Mark Joachims imposante Serie
VON DETLEF KANTHAK - zuletzt aktualisiert: 14.03.2008Der Tennistrainer des TC Blau-Weiß Kamp-Lintfort gewann bei den Deutschen Meisterschaften sein 20. Spiel ins Serie und damit den vierten Titel hintereinander. Seine Konkurrenten wünschen sich nichts sehnlicher, als dass er demnächst in der höheren Altersklasse startet.
„Aus“ im Achtelfinale
Und noch ein Teilnehmer aus dem Tennis-Kreis Moers war bei den Deutschen Meisterschaften der Herren 30 in Eggenstein dabei: Mirco Heinzinger vom TC Sportpark Asberg. Er gelangte durch einen Dreisatzsieg ins Achtelfinale, zog hier aber gegen Andrew Lux aus Elberfeld, ebenfalls in drei Sätzen, den Kürzeren. Schade, denn im Viertelfinale wäre es ansonsten zum reizvollen Duell gegen Mark Joachim gekommen.
Die jüngeren Spunde im Lager der Herren 30 werden auf das nächste Jahr hoffen. „Hoffentlich“, so werden sie vermutlich sagen, „tritt Mark Joachim dann nicht mehr in unserer Altersklasse bei den Deutschen Meisterschaften an!“ Der Vereinstrainer des TC Blau-Weiß Kamp-Lintfort, ein ehemaliger Bundesliga-Spieler, der zurzeit für den TC Johannisberg aktiv ist, hätte ihnen in diesem Jahr schon den Gefallen tun können. Immerhin sind die 35 erreicht, da wäre der Start bei den Herren 35 eigentlich schon fällig gewesen.

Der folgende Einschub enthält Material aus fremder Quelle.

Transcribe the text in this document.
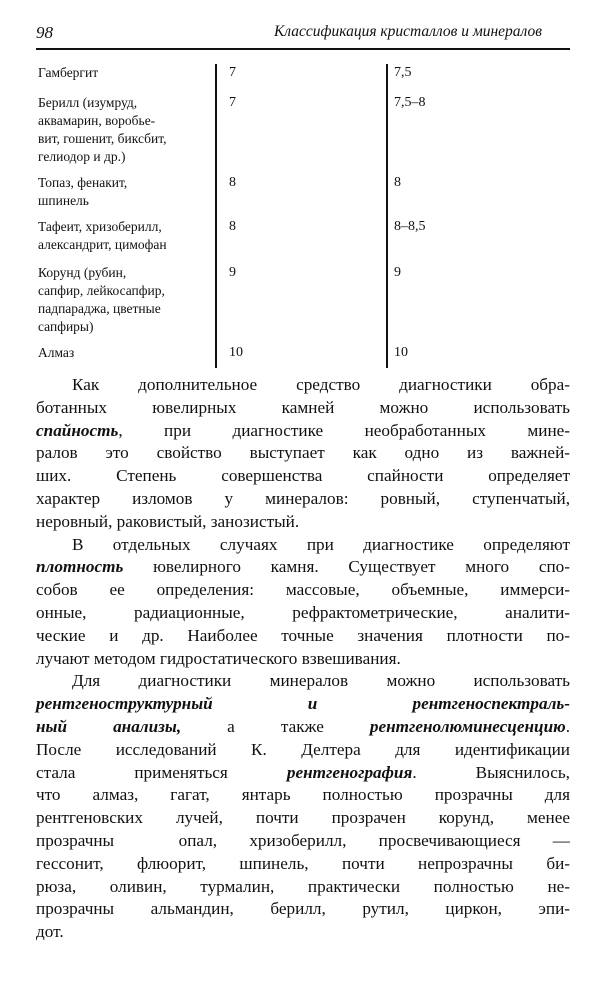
98	Классификация кристаллов и минералов
Гамбергит	7	7,5
Берилл (изумруд,
аквамарин, воробье-
вит, гошенит, биксбит,
гелиодор и др.)
7	7,5–8
Топаз, фенакит,
шпинель
8	8
Тафеит, хризоберилл,
александрит, цимофан
8	8–8,5
Корунд (рубин,
сапфир, лейкосапфир,
падпараджа, цветные
сапфиры)
9	9
Алмаз	10	10
Как дополнительное средство диагностики обра-
ботанных ювелирных камней можно использовать
спайность, при диагностике необработанных мине-
ралов это свойство выступает как одно из важней-
ших. Степень совершенства спайности определяет
характер изломов у минералов: ровный, ступенчатый,
неровный, раковистый, занозистый.
В отдельных случаях при диагностике определяют
плотность ювелирного камня. Существует много спо-
собов ее определения: массовые, объемные, иммерси-
онные, радиационные, рефрактометрические, аналити-
ческие и др. Наиболее точные значения плотности по-
лучают методом гидростатического взвешивания.
Для диагностики минералов можно использовать
рентгеноструктурный и рентгеноспектраль-
ный анализы, а также рентгенолюминесценцию.
После исследований К. Делтера для идентификации
стала применяться рентгенография. Выяснилось,
что алмаз, гагат, янтарь полностью прозрачны для
рентгеновских лучей, почти прозрачен корунд, менее
прозрачны  опал, хризоберилл, просвечивающиеся —
гессонит, флюорит, шпинель, почти непрозрачны би-
рюза, оливин, турмалин, практически полностью не-
прозрачны альмандин, берилл, рутил, циркон, эпи-
дот.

„In dieser Klasse wollte aber Carsten Braasch starten. Da haben wir vorher telefoniert und sind uns so aus dem Weg gegangen“, erklärt Joachim. Dass „Katze“ Braasch dann doch nicht antrat, war einfach nur Pech für die übrigen Herren 30. Mark Joachim steigerte mit dem Titelgewinn seine imposante Serie bei den nationalen Titelkämpfen auf mittlerweile 20 Siege in Folge, wurde somit zum vierten Mal hintereinander Deutscher Meister der Herren 30 und hinterließ einmal mehr eine nachdenkliche, ja geradezu nieder geschlagene Konkurrenz.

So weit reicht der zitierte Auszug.